In February 2013 the County Commission voted to hold a public hearing on requiring background checks at Pasco gun shows, as is required for all sales by licensed firearms dealers. At the March meeting, lacking the political will, they delayed holding a hearing. The excuse given for not even wanting to hear what Pasco citizens had to say was provided by Senior Assistant Pasco County Attorney Kristi Sims. She stated the commission had the power to establish background checks at gun shows but recommended the commission wait to hold a public hearing until a lawsuit in Pinellas County was resolved.
Pinellas County enforces background checks at gun shows. This has not reduced the number of gun shows but has stopped felons and the mentally ill from purchasing firearms. A hearing for the lawsuit was held on August 26, and it was subsequently dismissed by the judge. The lawsuit has been decided. The rational given for not holding a hearing no longer exists.
Background checks for the purchase of firearms work. They reduce the murder rate of women by 38 percent and firearm suicide rates by 48 percent. In addition, gun trafficking is 48 percent lower. Since the National Instant Criminal Background Check System was established, over 1.5 million criminals and mentally ill have been stopped from getting firearms. Keeping firearms out of the hands of felons and the mentally ill is not a threat to our Second Amendment rights but protects our right to life.
Ninety-four percent of Floridians favor background checks for the purchase of firearms. It is time for the Pasco County Commission to allow a public hearing on requiring criminal background checks for the purchase of firearms at gun shows. What do commissioners fear from hearing from the citizens they represent?
Lynn W. Lindeman, Hudson
Elevated toll road
Taxpayers still pay for toll roads
A recent story about a private elevated toll road above State Roads 54 and 56 mentions that one objective of the project is to "expand the highway system without burdening taxpayers."
Who, but taxpayers, are going to use this toll road and be burdened with the toll?
Billions of Florida taxpayer dollars tendered at the gas pump as federal transportation tax have been handed back to Uncle Sam by Gov. Rick Scott only to be snatched up by other states for high speed rail infrastructure.
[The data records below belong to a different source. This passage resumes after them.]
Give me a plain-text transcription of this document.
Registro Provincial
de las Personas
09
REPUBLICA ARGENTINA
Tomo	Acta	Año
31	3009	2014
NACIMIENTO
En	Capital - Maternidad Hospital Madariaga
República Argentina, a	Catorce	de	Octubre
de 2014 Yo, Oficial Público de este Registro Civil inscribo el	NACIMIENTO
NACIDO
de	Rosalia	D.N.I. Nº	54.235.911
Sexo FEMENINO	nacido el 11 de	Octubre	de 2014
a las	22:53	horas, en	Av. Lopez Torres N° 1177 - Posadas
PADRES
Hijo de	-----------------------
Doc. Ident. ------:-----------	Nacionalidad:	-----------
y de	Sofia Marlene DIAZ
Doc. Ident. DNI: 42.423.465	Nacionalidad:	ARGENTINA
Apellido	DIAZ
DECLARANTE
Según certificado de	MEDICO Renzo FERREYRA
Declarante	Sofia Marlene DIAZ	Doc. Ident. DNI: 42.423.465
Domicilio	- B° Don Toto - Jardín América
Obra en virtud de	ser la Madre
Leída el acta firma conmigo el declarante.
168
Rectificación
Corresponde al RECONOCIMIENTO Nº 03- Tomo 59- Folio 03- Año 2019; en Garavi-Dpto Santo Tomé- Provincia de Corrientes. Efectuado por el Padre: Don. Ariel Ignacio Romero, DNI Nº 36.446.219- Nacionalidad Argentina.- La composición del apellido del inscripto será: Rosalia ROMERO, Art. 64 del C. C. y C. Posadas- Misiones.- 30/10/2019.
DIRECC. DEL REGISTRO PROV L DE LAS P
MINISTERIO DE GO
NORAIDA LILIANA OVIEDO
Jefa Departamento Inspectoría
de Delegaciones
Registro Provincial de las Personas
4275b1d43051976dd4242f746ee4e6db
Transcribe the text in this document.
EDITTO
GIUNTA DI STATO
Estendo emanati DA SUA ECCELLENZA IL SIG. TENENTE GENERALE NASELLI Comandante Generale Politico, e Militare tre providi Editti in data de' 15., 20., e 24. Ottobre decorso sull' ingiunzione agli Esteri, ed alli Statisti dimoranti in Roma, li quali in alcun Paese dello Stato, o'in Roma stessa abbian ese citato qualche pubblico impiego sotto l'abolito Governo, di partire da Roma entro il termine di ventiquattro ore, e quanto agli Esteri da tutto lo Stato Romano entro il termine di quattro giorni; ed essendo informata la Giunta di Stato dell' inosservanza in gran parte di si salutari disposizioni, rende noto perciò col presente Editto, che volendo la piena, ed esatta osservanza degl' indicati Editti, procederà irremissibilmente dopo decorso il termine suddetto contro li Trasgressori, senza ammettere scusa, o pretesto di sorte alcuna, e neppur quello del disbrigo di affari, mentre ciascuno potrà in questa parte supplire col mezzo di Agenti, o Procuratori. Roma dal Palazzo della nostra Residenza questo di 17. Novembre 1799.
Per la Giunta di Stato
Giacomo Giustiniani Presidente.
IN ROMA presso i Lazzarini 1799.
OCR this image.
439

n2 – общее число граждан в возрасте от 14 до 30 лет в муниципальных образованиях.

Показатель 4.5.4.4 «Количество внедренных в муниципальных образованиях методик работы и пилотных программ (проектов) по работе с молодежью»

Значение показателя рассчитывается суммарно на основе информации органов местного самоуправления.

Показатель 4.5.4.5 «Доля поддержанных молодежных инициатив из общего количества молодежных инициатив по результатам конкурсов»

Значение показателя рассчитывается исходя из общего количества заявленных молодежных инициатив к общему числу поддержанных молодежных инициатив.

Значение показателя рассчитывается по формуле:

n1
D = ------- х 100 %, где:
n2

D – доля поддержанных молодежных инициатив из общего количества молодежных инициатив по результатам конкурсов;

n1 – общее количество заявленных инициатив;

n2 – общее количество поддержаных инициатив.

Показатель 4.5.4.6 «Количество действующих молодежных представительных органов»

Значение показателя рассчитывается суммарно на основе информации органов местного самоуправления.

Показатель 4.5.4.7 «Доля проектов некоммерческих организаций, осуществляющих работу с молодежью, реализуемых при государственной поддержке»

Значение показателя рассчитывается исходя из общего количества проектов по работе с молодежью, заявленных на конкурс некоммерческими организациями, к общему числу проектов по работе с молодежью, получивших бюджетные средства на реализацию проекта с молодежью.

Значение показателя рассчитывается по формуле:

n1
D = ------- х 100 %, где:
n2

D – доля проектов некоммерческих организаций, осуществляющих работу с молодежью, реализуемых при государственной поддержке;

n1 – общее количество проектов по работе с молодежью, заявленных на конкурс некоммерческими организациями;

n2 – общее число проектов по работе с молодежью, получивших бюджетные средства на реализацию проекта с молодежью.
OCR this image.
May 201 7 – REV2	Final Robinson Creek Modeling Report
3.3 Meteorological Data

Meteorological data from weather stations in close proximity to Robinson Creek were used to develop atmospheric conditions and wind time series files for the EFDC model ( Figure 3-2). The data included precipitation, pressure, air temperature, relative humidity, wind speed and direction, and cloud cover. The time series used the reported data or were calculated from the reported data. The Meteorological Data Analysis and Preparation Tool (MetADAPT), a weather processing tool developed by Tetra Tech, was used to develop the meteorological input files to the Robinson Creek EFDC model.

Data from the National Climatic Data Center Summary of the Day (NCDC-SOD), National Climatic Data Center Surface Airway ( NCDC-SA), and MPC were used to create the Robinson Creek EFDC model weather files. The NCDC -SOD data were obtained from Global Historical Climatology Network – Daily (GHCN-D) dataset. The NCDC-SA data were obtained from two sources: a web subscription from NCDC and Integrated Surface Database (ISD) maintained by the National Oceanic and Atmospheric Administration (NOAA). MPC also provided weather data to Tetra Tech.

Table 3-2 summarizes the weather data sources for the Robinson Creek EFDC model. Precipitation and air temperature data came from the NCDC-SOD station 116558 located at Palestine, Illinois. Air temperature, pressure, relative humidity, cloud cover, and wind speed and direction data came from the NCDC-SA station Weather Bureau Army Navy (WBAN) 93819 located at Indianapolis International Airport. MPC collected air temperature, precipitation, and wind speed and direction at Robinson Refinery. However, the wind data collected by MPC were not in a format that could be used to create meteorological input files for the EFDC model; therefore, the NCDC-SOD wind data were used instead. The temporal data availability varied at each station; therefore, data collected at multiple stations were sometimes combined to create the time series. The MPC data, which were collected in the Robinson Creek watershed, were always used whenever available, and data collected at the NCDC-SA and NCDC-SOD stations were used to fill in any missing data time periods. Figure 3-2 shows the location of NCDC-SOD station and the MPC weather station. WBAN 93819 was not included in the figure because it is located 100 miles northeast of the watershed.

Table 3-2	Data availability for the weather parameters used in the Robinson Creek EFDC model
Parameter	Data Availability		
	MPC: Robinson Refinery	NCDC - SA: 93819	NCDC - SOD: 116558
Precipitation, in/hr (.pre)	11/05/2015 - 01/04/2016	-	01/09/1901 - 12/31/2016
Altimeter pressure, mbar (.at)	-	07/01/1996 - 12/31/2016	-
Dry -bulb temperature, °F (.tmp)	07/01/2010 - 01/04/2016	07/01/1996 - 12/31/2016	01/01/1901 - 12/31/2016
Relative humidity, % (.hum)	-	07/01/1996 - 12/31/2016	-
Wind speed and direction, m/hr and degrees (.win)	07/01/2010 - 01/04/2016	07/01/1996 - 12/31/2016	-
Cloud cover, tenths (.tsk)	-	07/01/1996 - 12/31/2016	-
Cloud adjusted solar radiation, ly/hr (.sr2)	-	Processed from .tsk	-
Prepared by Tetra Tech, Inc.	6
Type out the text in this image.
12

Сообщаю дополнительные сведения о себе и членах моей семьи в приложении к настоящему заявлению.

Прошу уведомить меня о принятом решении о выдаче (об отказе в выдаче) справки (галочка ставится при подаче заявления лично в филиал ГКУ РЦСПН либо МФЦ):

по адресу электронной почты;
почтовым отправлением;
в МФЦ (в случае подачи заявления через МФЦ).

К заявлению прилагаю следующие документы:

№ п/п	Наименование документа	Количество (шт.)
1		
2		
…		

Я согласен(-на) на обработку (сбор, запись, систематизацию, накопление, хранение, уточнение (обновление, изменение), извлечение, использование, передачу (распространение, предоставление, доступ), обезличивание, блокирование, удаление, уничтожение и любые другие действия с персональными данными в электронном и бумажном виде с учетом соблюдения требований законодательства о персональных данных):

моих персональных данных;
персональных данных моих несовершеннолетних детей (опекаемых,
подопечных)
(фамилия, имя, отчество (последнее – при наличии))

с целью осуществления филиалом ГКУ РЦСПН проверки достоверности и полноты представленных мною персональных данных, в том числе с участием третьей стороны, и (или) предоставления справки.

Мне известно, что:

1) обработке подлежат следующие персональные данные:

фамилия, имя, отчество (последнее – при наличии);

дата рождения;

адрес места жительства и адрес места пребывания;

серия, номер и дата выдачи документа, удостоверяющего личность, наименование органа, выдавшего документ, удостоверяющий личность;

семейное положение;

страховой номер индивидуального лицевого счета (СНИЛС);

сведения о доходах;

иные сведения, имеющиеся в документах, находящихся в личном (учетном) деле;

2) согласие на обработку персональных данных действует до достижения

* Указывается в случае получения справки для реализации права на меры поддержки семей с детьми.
Is not infrastructure, roads, bridges, sewers, water treatment facilities, the things that government is meant to supply and support?
Already industry has taken a large portion of our education system private through charter schools. Penal institutions are up for grabs in the Sunshine State. A toll is a tax by another name.
Joe King, New Port Richey
Soft fur soothes the court jitters | Dec. 8, article
Good news is a pleasure to read
Thank you for the story about the therapy dogs used in the Pasco County courtrooms. It was a pleasure reading a positive story about something happening in Pasco County.
As a volunteer with the Humane Society of Pasco, I know first hand how much joy animals can bring to people. Unfortunately, the stories about Pasco animals of late have not been so uplifting.
The way to change the world is to focus and celebrate the good that people do. I commend the Tampa Bay Times for doing just that. Keep the happy stories coming!